Views: life inside Ashley Youth Detention Centre
As the first in a series of books by the young people in Ashley Youth Detention Centre, this publication aims to provide insight into the circumstances of their lives inside and their hopes for the future.
This is the first of many books you will see from the young people inside Ashley. It proves two things:
1. Ashley residents are people – pretty ordinary teenagers caught in an extraordinary situation;
2. It is not hard for Tasmania to honour them as people by listening to what they have to say.
Most of the residents in Ashley and their families have been clients of Child Protection during their young lives. Most of them are waiting for a Court case to decide whether they have broken the law or what should happen to them if they have. Today, 70% are not serving a sentence but are there on remand.

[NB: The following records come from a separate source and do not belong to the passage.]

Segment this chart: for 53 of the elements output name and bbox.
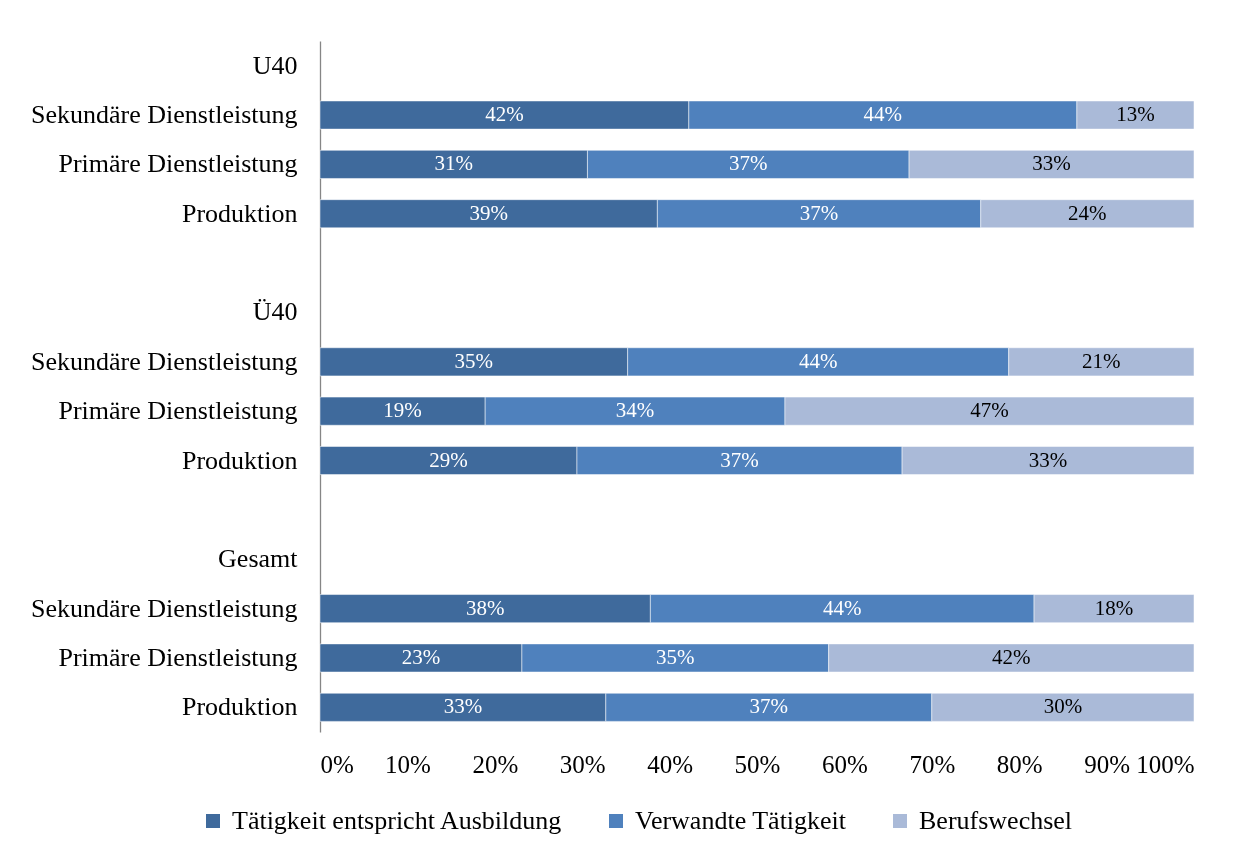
data-label: 47%: [970, 398, 1009, 423]
data-label: 44%: [863, 102, 903, 127]
x-tick-label: 80%: [996, 750, 1043, 778]
y-tick-label: U40: [252, 50, 298, 80]
x-tick-label: 10%: [384, 750, 431, 778]
data-label: 35%: [454, 348, 494, 373]
data-label: 23%: [401, 644, 441, 669]
legend-label: Berufswechsel: [919, 806, 1073, 835]
x-tick-label: 30%: [559, 750, 606, 778]
data-label: 33%: [1032, 151, 1071, 176]
legend-label: Verwandte Tätigkeit: [635, 806, 847, 835]
y-tick-label: Primäre Dienstleistung: [58, 149, 298, 179]
y-tick-label: Primäre Dienstleistung: [58, 642, 298, 672]
y-tick-label: Produktion: [181, 445, 298, 475]
x-tick-label: 0%: [320, 750, 354, 778]
legend-label: Tätigkeit entspricht Ausbildung: [232, 806, 562, 835]
x-tick-label: 100%: [1136, 750, 1195, 778]
data-label: 13%: [1116, 102, 1155, 127]
data-label: 30%: [1043, 694, 1083, 719]
y-tick-label: Primäre Dienstleistung: [58, 396, 298, 426]
data-label: 35%: [656, 644, 695, 669]
x-tick-label: 20%: [472, 750, 519, 778]
data-label: 29%: [429, 447, 468, 472]
data-label: 18%: [1094, 595, 1134, 620]
y-tick-label: Sekundäre Dienstleistung: [31, 100, 298, 130]
y-tick-label: Sekundäre Dienstleistung: [31, 593, 298, 623]
x-tick-label: 70%: [909, 750, 956, 778]
x-tick-label: 90%: [1084, 750, 1131, 778]
data-label: 33%: [1028, 447, 1068, 472]
y-tick-label: Ü40: [252, 297, 298, 327]
data-label: 42%: [485, 102, 524, 127]
data-label: 37%: [720, 447, 759, 472]
data-label: 19%: [383, 398, 422, 423]
data-label: 42%: [992, 644, 1031, 669]
data-label: 37%: [749, 694, 789, 719]
x-tick-label: 40%: [647, 750, 694, 778]
data-label: 31%: [434, 151, 473, 176]
y-tick-label: Sekundäre Dienstleistung: [31, 346, 298, 376]
data-label: 37%: [799, 200, 839, 225]
data-label: 34%: [615, 398, 655, 423]
data-label: 39%: [469, 200, 508, 225]
data-label: 24%: [1068, 200, 1107, 225]
y-tick-label: Produktion: [181, 692, 298, 722]
data-label: 38%: [465, 595, 505, 620]
data-label: 33%: [443, 694, 483, 719]
x-tick-label: 60%: [821, 750, 868, 778]
data-label: 44%: [822, 595, 862, 620]
y-tick-label: Gesamt: [218, 544, 299, 574]
data-label: 21%: [1082, 348, 1121, 373]
data-label: 37%: [729, 151, 768, 176]
y-tick-label: Produktion: [181, 198, 298, 228]
x-tick-label: 50%: [734, 750, 781, 778]
data-label: 44%: [798, 348, 838, 373]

There are too many Aboriginal residents in Ashley for the general population. Today, 30% are Aboriginal when they are only 3% of the total Tasmanian population.
The 2009 Australian Institute of Criminology report found no significant difference between the reoffending of juveniles locked up and those not locked up. Other studies in the last 10 years report that custodial sentences actually increase reoffending.
Only children and young people can change anything inside themselves. If the idea of locking them up is to help them, then we start by finding out what it is like to be in Ashley, not as we imagine it, but as they tell us.Then we can start to work out what tools they need to make change and break the chains that bind them to Ashley. The voice this book gives them may be one of those tools.